Parallel to the commercial galleries are the noncommercial spaces. The El gallery, run by Lena Romashko and supported privately, shows installations by top Moscow artists. Josif Bahkshteyn’s Moscow ICA and Viktor Miziano’s center for contemporary arts are nonprofit spaces showing both Western and Russian work, often in combination. The audiences for these exhibitions are mostly people in the cultural sphere, though a smattering of the new rich follow developments in the nonprofit area to inform their purchases at the commercial galleries. And then there’s multimillionaire Vladimir Ovcherenko’s Regina Gallery, named for his wife, which puts on enormous, expensive exhibitions of extravagant and ridiculous art with the clear intention of creating scandal. This year at the Regina Gallery there have been animal sacrifices and men wrestling with lions, and artists and collectors attending a dinner under the gallery’s aegis were spurred into physical brawls with each other. The Russian tabloid press writes about the Regina Gallery the way the American tabloid press writes about Roseanne Arnold.

The American robber barons of the 19th century, having arrived simultaneously at great wealth and great vulgarity, turned to art as the mark of legitimacy that would integrate them into society. They became patrons of culture. The dream of Henry Clay Frick and Andrew Carnegie has risen in the territories of the old Soviet Union, and is at its highest pitch in Moscow. Of course, it’s all just beginning there; most of the new Moscow wealth is still spent at the vulgarity stage, on displays of ostentation that boggle the mind. In the countryside just outside Moscow this spring I saw the dachas of the dollar millionaires. One man was living in what appeared to be a wooden church: “I thought the church near my grandmother’s house was the prettiest building in the world,” he explained, “So I built an exact copy of it to live in.”

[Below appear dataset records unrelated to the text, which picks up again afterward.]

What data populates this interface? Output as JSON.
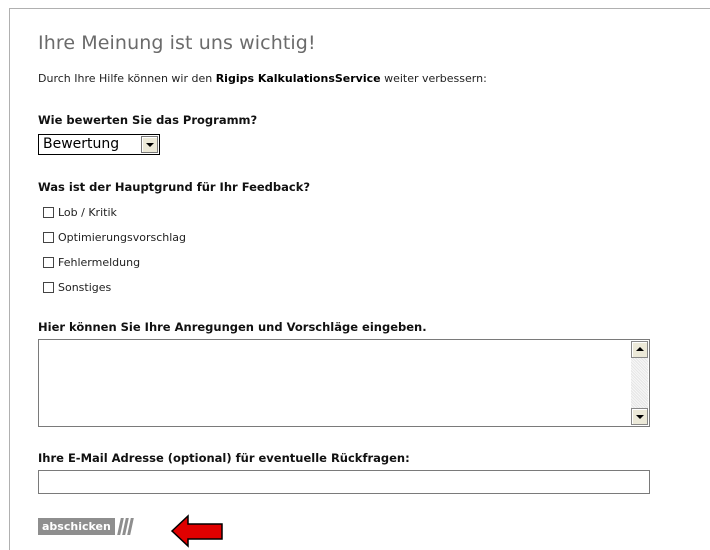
{
  "form": {
    "title": "Ihre Meinung ist uns wichtig!",
    "intro_prefix": "Durch Ihre Hilfe können wir den ",
    "intro_bold": "Rigips KalkulationsService",
    "intro_suffix": " weiter verbessern:",
    "rating": {
      "label": "Wie bewerten Sie das Programm?",
      "selected": "Bewertung"
    },
    "reason": {
      "label": "Was ist der Hauptgrund für Ihr Feedback?",
      "options": [
        "Lob / Kritik",
        "Optimierungsvorschlag",
        "Fehlermeldung",
        "Sonstiges"
      ]
    },
    "comments": {
      "label": "Hier können Sie Ihre Anregungen und Vorschläge eingeben.",
      "value": ""
    },
    "email": {
      "label": "Ihre E-Mail Adresse (optional) für eventuelle Rückfragen:",
      "value": ""
    },
    "submit_label": "abschicken"
  },
  "colors": {
    "title": "#6b6b6b",
    "button": "#8e8e8e",
    "pointer_arrow": "#e00000"
  },
  "icons": {
    "pointer": "red-arrow-left-icon"
  }
}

“I see myself as helping to educate this population,” Salakhova told me. “They have money, but often they have no idea what to do with it. They buy cars. They buy apartments. They have showy parties with gypsy music. And after that, they need someone to show them what is beautiful.” If the artists of Russia began by speaking in a secret language, then went on to speak in a Western language, they must now seek out a language that will be accessible to the new Russia. “Everything used to be mediated through government,” Rinaco curator Olga Swiblova said to me. “Not any more.” The artists and the consumers of art, kept at so rigorous a distance in the communist period, are now having to face each other. Everyone is accountable. The market is changing the artists, but, perhaps more visibly than in the West, the artists are also changing the market, and their values, their ideals, are being pressed on an opening territory of ignorant, eager consumers.